Pretty flowers and bad-smelling flowers are commonplace. Heat production is generally reserved for members of the animal kingdom, like birds and mammals. What is the explanation for this heat-generating plant? The natural history of voodoo lilies is relatively straightforward and might be guessed by someone with a little biological training. Whenever you ponder the function of an unusual trait in a plant or animal, keep in mind three things: The trait probably enhances feeding, protection or reproduction, the basic essentials needed for an individual to survive and pass on its genes.
The most obvious explanation for the voodoo lily’s thermogenic properties, as they are called, is to attract insects that pollinate the species. Many insects, such as some scarab beetles, seek out decaying meat. The voodoo lily flower produces chemicals with just such a smell. The rise in temperature increases how far the smell travels from the plant, like the aroma wafting from your neighbor’s grill. The farther the better for luring insects to the plant. In addition, warm temperatures inside the flower keep the beetles and other insects in an active state, thus ensuring maximal contact with the reproductive structures of the flower that are essential for pollination.

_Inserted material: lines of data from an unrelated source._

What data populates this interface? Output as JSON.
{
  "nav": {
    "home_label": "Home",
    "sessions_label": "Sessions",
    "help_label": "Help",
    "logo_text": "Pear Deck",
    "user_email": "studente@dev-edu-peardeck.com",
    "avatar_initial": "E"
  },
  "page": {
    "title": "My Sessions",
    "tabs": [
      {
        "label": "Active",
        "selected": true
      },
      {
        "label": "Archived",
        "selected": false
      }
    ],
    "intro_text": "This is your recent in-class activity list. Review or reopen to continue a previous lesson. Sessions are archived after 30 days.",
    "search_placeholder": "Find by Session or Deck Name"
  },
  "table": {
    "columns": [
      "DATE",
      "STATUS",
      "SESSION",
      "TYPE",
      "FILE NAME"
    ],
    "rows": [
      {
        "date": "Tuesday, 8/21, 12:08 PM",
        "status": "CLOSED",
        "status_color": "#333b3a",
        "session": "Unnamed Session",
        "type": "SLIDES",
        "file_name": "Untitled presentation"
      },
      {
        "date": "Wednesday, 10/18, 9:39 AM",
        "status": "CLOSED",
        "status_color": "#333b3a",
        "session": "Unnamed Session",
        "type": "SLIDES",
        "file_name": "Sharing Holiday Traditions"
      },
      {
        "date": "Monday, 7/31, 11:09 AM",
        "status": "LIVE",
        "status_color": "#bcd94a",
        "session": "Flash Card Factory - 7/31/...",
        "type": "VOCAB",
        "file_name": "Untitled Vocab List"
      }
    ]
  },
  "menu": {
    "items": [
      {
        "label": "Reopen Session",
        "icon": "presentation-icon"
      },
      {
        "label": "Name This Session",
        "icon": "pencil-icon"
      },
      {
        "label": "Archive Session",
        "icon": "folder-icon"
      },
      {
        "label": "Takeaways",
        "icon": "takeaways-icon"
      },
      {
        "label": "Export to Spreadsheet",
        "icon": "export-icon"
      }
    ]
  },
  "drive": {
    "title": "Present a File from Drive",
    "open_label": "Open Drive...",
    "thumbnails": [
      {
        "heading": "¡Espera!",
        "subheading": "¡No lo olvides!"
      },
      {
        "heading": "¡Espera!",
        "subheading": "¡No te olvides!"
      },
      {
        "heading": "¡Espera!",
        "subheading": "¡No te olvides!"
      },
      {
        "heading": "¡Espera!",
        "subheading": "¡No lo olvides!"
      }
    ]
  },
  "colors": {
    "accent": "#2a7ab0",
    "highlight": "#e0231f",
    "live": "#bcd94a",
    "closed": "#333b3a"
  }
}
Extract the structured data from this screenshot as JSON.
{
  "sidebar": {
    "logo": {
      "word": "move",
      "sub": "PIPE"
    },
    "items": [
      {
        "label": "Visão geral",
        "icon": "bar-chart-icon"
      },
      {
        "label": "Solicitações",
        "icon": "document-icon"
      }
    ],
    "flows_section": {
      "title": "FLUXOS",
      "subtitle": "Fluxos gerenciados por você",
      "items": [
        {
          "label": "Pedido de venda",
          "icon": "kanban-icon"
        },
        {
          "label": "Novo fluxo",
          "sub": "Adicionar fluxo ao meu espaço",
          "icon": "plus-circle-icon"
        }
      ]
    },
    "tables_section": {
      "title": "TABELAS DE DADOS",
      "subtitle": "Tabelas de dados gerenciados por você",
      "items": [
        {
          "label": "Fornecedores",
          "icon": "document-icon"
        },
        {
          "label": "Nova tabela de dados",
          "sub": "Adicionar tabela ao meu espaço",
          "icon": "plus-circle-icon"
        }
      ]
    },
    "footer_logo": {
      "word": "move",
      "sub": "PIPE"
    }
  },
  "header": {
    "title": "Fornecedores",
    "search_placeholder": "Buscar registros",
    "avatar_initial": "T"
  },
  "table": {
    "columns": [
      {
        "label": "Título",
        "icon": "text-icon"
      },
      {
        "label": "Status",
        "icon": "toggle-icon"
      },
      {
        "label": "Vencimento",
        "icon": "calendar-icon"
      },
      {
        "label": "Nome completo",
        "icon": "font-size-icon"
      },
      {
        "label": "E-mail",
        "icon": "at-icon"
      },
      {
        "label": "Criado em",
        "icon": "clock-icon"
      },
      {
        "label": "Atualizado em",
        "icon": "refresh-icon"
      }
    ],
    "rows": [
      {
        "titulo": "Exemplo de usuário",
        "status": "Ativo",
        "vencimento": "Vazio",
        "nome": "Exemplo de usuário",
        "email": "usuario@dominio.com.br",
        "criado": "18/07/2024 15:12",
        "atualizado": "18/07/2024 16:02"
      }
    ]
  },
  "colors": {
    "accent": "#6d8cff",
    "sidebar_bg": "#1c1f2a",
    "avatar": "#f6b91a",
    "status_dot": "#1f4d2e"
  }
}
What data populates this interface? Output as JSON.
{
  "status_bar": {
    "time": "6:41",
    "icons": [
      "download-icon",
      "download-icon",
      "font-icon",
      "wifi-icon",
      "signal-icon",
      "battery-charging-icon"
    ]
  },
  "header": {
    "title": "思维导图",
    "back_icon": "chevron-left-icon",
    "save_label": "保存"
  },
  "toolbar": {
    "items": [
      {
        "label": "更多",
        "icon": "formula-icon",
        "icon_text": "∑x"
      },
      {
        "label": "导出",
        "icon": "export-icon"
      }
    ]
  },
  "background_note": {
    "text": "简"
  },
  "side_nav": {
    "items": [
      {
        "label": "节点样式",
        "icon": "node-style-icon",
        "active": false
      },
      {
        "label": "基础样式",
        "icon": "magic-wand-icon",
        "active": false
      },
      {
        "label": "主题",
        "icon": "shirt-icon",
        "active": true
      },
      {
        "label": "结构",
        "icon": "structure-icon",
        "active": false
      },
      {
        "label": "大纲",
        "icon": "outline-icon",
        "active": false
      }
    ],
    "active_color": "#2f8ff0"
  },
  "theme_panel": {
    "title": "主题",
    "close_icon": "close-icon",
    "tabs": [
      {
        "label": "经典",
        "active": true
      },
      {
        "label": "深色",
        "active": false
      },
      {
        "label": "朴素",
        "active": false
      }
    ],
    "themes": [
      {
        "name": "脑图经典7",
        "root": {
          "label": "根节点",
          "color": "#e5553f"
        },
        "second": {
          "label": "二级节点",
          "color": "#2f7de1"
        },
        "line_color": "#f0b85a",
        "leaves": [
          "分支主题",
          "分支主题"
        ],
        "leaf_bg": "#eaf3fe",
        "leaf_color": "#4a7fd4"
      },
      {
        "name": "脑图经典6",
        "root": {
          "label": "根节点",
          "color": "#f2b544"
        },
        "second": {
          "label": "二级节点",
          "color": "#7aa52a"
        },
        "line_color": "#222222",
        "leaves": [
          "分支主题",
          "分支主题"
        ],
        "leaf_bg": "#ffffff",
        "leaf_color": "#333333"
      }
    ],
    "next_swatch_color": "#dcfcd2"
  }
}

A native North American plant species with heat‑producing properties is the eastern skunk cabbage. In the Northeast, skunk cabbages are among the earliest plants emerging in the spring, often pushing directly up through a covering of snow that’s been melted by the heat they generate. Some have been reported to raise their temperature 45 degrees higher than their environment. Are skunk cabbages, like the voodoo lily, pollinated by insects that are attracted to a bad smell? Anyone who has trod on a skunk cabbage can attest to the stink and immediately looks around for an annoyed skunk.
Another group of plants, the agaves, have no need to produce their own heat because they live in hot deserts. One of these I have always found intriguing is the century plant, and I stop to marvel whenever I see one in bloom. Century plants, native to Mexico and the U.S. Southwest, and now sold as horticultural plants in other regions, have a rosette of thick leaves with needle sharp points characteristic of other agave. Rising high above the low-lying plant, the stalk with yellow flowers can be 30 feet high. But a person could become an adult and have their own children before they ever saw the flower of a century plant growing in their front yard during childhood. And if they don’t see it that year, that’s the end of the story, because a century plant only blooms once.
Century plants, voodoo lilies and skunk cabbages are examples of the endless array of lifestyles of plants. Understanding how so many have evolved to have unusual growth forms and life cycles can be informative and inspiring not just to botanists but to anyone who observes the living world around us.